What killed Smalltalk could kill Python

sohcahtoa82 at gmail.com sohcahtoa82 at gmail.com
Fri Jan 23 17:48:05 EST 2015


On Thursday, January 22, 2015 at 9:39:53 PM UTC-8, alex23 wrote:
> On 22/01/2015 1:23 PM, Steven D'Aprano wrote:
> > Modern games *are* part of "today's complex application systems", and games
> > developers may need the same skills used by "serious developers"
> 
> I wish more game developers would understand this. I've lost count of 
> the number of games that have failed during development because all of 
> the source code was stolen or destroyed.
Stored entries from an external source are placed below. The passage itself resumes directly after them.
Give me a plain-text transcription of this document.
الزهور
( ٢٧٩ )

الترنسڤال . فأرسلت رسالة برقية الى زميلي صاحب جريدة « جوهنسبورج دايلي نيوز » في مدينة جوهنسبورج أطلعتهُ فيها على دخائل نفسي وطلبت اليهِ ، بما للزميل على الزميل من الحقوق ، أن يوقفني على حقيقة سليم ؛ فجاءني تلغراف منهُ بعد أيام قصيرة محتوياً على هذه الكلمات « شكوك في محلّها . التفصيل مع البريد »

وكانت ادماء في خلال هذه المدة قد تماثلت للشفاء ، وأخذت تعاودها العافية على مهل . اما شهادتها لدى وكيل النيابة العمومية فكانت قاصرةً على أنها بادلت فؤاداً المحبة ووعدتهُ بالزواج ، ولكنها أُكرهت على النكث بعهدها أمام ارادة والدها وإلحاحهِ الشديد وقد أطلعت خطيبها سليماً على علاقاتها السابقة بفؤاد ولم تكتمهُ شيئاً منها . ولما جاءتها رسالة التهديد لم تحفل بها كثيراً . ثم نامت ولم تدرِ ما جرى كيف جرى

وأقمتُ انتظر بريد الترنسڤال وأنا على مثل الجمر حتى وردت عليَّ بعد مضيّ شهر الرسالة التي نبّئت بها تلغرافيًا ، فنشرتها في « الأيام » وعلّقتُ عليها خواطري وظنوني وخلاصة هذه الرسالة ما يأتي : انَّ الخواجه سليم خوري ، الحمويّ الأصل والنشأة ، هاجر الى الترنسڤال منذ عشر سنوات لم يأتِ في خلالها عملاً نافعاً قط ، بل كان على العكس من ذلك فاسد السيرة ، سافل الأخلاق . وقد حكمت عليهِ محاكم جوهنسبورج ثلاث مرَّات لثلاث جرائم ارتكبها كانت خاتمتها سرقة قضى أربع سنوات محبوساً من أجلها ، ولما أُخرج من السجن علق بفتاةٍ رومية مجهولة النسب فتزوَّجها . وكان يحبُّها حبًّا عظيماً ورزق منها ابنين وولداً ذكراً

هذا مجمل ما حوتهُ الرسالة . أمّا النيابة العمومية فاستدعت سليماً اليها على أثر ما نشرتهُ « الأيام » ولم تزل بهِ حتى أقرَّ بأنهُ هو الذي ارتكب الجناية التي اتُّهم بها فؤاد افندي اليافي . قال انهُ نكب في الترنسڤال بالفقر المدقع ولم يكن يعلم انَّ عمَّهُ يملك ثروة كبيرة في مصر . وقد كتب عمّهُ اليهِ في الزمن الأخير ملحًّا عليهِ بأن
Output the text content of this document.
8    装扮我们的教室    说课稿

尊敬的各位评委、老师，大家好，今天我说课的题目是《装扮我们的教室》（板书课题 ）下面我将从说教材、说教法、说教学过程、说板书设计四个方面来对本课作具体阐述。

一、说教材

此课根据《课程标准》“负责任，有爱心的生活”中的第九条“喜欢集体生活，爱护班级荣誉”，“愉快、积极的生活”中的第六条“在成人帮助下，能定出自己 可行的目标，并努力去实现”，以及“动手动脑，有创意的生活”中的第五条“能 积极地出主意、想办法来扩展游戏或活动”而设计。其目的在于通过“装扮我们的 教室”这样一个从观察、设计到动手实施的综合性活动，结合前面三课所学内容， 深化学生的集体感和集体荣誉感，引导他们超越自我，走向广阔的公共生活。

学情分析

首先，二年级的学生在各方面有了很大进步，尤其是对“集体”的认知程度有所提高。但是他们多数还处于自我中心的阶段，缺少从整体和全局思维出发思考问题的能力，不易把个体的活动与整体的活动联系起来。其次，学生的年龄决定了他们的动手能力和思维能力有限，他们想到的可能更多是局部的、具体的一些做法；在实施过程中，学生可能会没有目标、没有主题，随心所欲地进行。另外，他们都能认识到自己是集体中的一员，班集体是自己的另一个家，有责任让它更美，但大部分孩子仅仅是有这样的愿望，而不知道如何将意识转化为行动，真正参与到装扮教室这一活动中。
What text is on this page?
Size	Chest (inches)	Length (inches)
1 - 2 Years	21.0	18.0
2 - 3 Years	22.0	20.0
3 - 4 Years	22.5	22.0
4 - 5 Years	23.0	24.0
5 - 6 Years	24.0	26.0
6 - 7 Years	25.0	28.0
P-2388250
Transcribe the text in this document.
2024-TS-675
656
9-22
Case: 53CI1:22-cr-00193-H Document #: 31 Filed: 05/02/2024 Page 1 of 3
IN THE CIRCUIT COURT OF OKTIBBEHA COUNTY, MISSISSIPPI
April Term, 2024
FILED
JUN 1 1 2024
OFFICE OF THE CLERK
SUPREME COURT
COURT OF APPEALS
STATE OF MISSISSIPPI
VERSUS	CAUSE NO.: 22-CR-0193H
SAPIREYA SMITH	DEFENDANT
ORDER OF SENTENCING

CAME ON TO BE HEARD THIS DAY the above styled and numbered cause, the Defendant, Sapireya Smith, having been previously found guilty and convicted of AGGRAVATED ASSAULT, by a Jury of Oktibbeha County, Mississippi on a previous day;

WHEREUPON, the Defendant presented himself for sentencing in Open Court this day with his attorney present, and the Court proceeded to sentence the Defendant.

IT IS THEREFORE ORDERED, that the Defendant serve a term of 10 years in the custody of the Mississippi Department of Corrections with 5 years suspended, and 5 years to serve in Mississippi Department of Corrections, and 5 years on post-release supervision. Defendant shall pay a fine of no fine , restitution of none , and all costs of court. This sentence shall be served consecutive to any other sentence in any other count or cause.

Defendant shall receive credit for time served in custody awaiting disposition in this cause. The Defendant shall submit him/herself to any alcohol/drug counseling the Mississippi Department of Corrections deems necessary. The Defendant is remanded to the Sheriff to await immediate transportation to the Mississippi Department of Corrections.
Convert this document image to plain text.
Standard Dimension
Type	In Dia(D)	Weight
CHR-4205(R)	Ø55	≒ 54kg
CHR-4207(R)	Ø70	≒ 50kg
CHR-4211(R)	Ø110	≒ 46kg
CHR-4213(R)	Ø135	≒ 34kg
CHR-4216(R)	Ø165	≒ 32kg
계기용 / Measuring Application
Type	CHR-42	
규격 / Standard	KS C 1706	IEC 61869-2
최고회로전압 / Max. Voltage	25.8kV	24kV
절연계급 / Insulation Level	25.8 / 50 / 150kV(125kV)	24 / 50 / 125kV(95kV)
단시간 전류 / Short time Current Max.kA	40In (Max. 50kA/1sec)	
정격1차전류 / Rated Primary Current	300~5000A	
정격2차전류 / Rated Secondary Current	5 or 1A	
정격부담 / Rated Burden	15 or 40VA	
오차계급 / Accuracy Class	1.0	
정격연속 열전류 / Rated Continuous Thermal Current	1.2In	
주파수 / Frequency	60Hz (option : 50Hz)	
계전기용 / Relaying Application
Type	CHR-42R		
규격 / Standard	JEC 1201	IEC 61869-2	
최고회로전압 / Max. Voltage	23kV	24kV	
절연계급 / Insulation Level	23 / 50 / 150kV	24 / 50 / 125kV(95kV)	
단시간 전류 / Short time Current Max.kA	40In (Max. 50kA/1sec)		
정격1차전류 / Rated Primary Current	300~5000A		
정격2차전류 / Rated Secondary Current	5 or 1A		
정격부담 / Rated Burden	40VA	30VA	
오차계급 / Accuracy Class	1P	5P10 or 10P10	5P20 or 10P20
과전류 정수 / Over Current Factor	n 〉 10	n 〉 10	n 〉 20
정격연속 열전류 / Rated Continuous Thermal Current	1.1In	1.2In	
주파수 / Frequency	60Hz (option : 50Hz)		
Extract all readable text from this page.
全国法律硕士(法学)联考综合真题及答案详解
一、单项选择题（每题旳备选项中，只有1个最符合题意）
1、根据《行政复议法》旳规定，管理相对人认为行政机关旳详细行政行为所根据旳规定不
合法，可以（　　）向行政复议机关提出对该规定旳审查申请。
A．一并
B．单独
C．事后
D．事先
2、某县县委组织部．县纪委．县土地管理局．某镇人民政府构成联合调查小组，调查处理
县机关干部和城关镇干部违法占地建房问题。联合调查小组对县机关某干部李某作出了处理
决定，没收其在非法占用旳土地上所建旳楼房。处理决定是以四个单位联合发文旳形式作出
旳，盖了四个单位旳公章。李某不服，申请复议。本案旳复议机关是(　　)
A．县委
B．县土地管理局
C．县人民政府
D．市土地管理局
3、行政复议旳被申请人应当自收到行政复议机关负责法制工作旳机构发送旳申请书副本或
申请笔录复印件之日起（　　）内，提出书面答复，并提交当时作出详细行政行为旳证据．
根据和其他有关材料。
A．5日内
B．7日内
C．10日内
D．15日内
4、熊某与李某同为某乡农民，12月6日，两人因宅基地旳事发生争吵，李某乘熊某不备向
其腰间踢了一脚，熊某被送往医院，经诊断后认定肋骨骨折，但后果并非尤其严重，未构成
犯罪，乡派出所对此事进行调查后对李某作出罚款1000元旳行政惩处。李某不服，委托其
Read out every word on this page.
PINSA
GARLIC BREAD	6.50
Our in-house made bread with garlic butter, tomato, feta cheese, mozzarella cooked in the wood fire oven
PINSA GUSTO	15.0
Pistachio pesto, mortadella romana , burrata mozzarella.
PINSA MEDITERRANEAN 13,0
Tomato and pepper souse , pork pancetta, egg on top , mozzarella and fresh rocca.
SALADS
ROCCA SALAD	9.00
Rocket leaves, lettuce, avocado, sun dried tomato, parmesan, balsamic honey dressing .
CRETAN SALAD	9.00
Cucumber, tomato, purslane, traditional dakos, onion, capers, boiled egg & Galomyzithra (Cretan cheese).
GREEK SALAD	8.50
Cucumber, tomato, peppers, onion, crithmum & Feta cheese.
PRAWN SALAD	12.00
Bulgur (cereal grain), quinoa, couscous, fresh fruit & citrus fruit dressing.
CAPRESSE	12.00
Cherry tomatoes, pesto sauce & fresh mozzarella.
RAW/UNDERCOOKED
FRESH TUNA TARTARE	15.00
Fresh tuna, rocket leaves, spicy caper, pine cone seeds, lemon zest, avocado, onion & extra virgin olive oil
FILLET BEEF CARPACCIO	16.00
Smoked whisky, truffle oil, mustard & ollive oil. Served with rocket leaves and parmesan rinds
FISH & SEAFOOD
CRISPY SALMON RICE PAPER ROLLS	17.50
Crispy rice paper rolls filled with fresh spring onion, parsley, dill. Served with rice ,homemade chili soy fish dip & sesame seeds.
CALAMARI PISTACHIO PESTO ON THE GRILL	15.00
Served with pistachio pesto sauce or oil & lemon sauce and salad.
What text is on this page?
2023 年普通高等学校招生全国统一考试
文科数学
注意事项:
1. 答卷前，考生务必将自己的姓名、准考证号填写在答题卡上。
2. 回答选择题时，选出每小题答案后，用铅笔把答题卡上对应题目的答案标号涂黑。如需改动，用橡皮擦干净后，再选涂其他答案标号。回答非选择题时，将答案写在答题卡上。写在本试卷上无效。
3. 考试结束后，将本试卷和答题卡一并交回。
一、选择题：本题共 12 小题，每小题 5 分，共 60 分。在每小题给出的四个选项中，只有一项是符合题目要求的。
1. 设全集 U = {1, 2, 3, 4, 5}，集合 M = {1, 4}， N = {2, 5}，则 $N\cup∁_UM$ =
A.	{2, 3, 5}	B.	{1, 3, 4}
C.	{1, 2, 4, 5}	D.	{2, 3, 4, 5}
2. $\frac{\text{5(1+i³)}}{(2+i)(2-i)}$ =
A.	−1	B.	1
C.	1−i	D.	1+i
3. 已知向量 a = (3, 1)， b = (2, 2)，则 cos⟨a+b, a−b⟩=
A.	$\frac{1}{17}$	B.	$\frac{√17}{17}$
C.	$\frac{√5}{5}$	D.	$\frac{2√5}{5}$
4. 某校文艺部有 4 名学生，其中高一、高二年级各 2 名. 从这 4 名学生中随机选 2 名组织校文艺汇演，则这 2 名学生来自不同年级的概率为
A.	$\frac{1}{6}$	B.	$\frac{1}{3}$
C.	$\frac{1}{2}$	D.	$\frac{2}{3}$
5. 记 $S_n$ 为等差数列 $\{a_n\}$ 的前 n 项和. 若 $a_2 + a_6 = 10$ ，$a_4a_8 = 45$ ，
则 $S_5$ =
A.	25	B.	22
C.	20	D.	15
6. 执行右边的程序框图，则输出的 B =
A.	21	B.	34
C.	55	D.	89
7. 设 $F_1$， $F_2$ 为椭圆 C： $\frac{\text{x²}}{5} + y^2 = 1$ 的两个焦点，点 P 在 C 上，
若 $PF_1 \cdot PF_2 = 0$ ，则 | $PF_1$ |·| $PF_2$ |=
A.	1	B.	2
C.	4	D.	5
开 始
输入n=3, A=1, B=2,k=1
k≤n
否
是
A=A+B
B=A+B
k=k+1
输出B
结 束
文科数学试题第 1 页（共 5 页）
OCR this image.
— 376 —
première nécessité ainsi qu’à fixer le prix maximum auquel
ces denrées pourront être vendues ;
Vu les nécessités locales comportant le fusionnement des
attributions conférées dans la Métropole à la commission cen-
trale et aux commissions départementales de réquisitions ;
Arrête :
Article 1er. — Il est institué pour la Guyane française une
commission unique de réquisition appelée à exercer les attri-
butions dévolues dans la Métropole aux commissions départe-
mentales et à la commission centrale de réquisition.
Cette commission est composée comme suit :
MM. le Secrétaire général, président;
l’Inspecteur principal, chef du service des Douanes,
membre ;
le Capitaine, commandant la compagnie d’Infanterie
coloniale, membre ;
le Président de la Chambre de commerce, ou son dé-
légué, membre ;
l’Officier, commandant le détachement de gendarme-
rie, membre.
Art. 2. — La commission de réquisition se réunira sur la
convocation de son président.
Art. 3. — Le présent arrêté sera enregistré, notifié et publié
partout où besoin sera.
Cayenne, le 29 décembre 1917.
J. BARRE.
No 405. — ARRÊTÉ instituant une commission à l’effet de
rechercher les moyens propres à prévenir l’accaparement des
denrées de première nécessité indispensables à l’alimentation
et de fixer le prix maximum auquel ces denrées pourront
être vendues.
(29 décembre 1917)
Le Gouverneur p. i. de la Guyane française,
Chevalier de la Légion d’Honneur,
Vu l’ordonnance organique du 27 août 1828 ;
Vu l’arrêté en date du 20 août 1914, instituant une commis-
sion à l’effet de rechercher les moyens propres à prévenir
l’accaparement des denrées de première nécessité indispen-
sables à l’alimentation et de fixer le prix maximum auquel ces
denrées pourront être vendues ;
I've had arguments with game 
> devs (some who've worked at some of the bigger studios) because they're 
> convinced that nothing outside of game development has anything to teach 
> them...when their (for eg) revision control entails zipping up their 
> daily changes and emailing them to the rest of the team...

Could be worse.

I seem to recall an interview with someone from Blizzard Entertainment mentioning that the first Warcraft game (Released in 1994) was developed by passing around floppy disks with new code among the developers.

Though I imagine that was actually probably pretty common back then.

But yeah...if you have more than 1 developer, version control of some sort just isn't optional.  Having to manually merge changes is extremely tedious.  If you're a solo developer, its still a good idea.  Even if you don't take advantage of branching and undoing commits, it's good to at least have a backup of your code somewhere.